"Eat cress to learn more wit."
Of fruit proverbs we are told that,
"If you would enjoy the fruit, pluck not the flower."
And again:--
"When all fruit fails, welcome haws."
And "If you would have fruit, you must carry the leaf to the grave;"
which Ray explains, "You must transplant your trees just about the fall of
the leaf," and then there is the much-quoted rhyme:--
"Fruit out of season,
Sorrow out of reason."
Respecting the vine, it is said:--
"Make the vine poor, and it will make you rich,"
That is, prune off its branches; and another adage is to this effect:
"Short boughs, long vintage." The constant blooming of the gorse has
given rise to a popular Northamptonshire proverb:--
"When gorse is out of bloom, kissing is out of season."

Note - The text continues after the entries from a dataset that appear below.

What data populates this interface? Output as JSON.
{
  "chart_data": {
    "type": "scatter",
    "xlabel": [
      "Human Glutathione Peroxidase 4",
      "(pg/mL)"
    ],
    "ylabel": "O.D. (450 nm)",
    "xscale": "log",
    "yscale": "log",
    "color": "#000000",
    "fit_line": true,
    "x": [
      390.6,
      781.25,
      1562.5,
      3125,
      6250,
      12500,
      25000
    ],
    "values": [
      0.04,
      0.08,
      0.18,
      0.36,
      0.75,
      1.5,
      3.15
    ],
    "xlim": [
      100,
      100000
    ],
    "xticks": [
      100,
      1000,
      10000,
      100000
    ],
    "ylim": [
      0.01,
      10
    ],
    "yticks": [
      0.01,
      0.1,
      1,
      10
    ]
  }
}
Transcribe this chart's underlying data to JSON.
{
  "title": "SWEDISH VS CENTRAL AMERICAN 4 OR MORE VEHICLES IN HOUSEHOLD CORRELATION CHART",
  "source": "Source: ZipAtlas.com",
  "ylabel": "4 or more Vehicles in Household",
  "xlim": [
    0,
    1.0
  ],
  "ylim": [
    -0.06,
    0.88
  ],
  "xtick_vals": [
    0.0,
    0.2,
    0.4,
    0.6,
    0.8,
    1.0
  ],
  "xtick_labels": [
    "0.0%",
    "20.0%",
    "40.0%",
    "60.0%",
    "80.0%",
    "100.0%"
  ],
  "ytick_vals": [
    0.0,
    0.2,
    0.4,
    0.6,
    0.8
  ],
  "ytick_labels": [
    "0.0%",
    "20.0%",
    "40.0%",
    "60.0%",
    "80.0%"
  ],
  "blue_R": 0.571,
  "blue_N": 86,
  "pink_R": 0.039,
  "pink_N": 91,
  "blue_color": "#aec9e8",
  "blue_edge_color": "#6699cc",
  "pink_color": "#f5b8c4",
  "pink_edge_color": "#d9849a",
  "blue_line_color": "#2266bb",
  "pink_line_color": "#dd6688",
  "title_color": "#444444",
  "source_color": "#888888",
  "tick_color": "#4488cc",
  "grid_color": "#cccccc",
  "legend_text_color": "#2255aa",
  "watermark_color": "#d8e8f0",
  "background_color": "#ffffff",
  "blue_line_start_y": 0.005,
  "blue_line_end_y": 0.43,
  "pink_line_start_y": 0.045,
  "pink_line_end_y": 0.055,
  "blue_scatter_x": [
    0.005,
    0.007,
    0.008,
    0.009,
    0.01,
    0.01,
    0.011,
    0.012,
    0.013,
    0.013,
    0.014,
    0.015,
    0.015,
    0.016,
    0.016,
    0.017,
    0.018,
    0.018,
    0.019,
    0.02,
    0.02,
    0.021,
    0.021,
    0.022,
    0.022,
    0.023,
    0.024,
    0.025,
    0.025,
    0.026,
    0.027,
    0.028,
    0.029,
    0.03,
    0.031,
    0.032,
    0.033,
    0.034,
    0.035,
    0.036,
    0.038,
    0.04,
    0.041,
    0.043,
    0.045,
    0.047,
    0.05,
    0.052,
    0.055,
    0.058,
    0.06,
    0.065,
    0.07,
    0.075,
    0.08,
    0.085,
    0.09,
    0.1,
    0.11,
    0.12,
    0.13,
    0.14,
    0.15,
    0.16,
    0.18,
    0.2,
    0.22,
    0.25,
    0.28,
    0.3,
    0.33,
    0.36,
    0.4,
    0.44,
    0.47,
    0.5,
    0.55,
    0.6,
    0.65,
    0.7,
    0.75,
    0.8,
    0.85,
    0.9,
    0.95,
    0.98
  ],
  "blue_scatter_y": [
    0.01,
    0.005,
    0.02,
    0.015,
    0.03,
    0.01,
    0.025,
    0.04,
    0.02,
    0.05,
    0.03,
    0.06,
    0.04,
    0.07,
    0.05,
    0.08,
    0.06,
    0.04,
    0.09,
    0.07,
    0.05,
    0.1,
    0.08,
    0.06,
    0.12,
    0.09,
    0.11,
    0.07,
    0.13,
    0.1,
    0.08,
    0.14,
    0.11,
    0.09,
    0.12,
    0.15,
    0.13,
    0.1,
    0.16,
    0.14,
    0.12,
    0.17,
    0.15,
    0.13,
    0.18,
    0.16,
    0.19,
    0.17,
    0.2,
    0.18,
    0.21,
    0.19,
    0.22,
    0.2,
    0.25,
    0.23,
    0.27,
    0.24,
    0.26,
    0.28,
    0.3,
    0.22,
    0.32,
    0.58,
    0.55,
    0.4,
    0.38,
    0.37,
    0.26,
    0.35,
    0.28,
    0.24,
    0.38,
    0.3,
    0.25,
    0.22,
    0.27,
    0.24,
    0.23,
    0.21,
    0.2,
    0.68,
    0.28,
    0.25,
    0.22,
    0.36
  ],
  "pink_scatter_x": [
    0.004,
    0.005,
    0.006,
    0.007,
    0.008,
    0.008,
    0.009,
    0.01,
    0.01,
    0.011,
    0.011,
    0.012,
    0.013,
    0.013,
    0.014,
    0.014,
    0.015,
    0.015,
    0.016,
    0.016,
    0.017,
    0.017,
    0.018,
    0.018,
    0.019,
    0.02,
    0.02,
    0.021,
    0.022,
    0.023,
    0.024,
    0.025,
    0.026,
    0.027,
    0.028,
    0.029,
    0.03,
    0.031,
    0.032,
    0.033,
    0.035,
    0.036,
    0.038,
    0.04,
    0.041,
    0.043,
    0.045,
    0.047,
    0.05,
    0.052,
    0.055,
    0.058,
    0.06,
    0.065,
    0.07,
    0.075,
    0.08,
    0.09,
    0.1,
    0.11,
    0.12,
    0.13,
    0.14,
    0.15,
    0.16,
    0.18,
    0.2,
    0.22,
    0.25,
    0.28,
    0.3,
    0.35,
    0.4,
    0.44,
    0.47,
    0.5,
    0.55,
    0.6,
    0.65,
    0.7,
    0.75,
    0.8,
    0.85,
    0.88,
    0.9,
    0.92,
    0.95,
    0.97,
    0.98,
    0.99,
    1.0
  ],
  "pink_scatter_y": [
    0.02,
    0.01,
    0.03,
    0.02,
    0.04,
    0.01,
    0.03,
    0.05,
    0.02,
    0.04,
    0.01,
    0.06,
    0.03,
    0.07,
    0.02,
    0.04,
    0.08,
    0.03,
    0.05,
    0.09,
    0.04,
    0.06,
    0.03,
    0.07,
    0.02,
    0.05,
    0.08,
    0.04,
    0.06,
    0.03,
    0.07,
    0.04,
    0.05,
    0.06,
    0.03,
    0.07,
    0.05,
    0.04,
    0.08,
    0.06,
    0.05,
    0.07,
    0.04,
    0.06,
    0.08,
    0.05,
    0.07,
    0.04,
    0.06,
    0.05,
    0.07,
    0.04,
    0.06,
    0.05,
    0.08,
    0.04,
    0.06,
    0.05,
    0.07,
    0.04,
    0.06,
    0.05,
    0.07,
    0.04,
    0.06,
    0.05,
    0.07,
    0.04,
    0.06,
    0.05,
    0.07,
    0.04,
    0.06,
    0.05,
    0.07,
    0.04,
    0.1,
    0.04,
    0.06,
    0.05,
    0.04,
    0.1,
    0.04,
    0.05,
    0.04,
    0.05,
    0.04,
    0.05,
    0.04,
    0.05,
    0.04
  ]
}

The health-giving properties of various plants have long been in the
highest repute, and have given rise to numerous well-known proverbs,
which are still heard in many a home. Thus old Gerarde, describing the
virtues of the mallow, tells us:--
"If that of health you have any special care,
Use French mallows, that to the body wholesome are."
Then there is the time-honoured adage which says that:--
"He that would live for aye
Must eat sage in May."
And Aubrey has bequeathed us the following piece of advice:--
"Eat leeks in Lide, and ramsines in May,
And all the year after physicians may play."